Retour au présent. Comme prévu, j’arrive en ville à midi. Une nouvelle fois, c’est très moche. Un grand boulevard à 2* voies traversent la rue principale où de nombreux magasins, commerces, entrepôts, concessionnaires, restaurants ont pignon sur rue. Mais je ne repère aucun hôtel. Je dois sortir de la ville pour les trouver. Le premier est un ensemble de 5 bungalows chicos. Personne. Le second est un Resort aux chambres à 800THB minimum beaucoup trop chères pour mon budget. Le troisième est parfait. 400THB (11€) la chambre avec tout le confort. Je me pose enfin. Après avoir pris ma douche, je dois reprendre le vélo pour trouver un endroit où déjeuner dans la zone industrielle.
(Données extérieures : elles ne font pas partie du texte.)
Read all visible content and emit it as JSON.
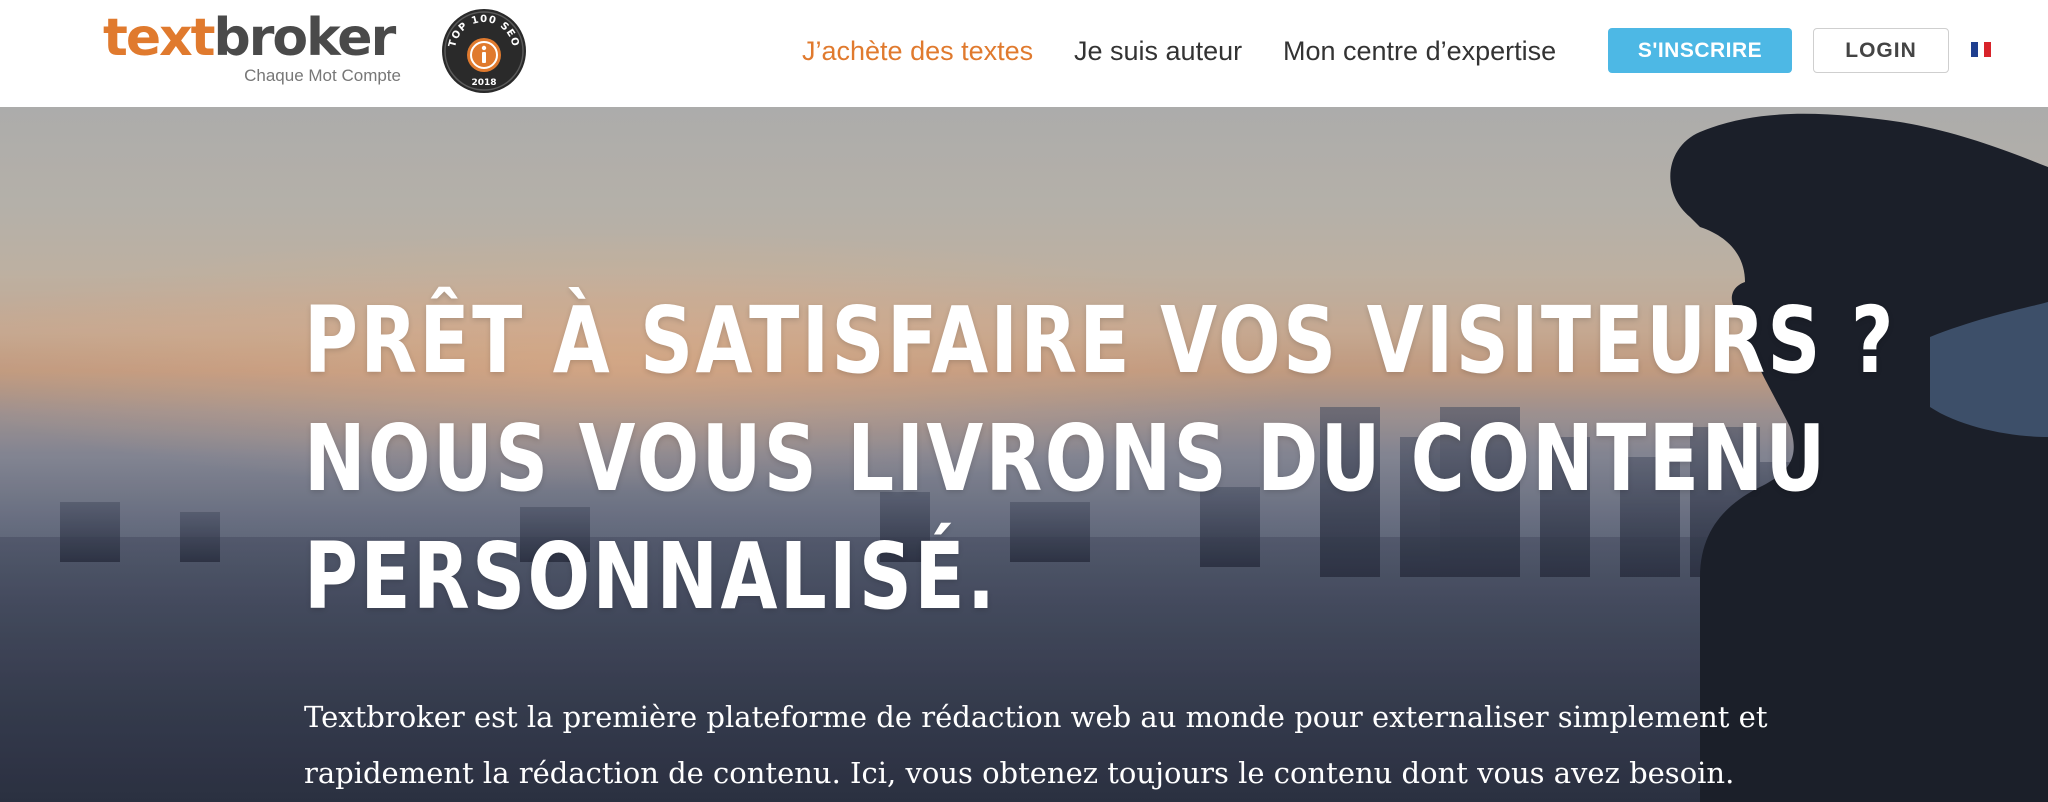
{
  "brand": {
    "logo_part1": "text",
    "logo_part2": "broker",
    "tagline": "Chaque Mot Compte",
    "logo_orange": "#e07a2e",
    "logo_gray": "#4a4a4a"
  },
  "seo_badge": {
    "top_text": "TOP 100 SEO",
    "year": "2018",
    "icon": "info-i-badge-icon"
  },
  "nav": {
    "items": [
      {
        "label": "J’achète des textes",
        "active": true
      },
      {
        "label": "Je suis auteur",
        "active": false
      },
      {
        "label": "Mon centre d’expertise",
        "active": false
      }
    ],
    "signup_label": "S'INSCRIRE",
    "login_label": "LOGIN",
    "language_flag": "france-flag-icon"
  },
  "hero": {
    "headline_lines": [
      "PRÊT À SATISFAIRE VOS VISITEURS ?",
      "NOUS VOUS LIVRONS DU CONTENU",
      "PERSONNALISÉ."
    ],
    "intro_lines": [
      "Textbroker est la première plateforme de rédaction web au monde pour externaliser simplement et",
      "rapidement la rédaction de contenu. Ici, vous obtenez toujours le contenu dont vous avez besoin."
    ]
  },
  "colors": {
    "accent_orange": "#e07a2e",
    "signup_blue": "#4db8e5",
    "nav_text": "#333333"
  }
}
Mais une commerçante ambulante à scooter, certainement prévenue par la réceptionniste, fait le pied de grue devant l’hôtel. Je lui prends un sachet de riz et des morceaux de poulet comme ce matin. Cela m’évitera de repartir sous cette chaleur accablante. De plus, le café est en distribution libre. Cela me va très bien. Je reste au frais tout l’après-midi. De toute façon, il n’y a rien à voir dans les parages. Ce soir, ce sera « Retour à 7-Eleven » pour un dîner « cheat-meal ». Le ciel s’est méchamment assombri. L’orage gronde.

Demain, je vais essayer de me remotiver en me baladant dans les parcs nationaux qui vont jalonner ma descente vers Bangkok.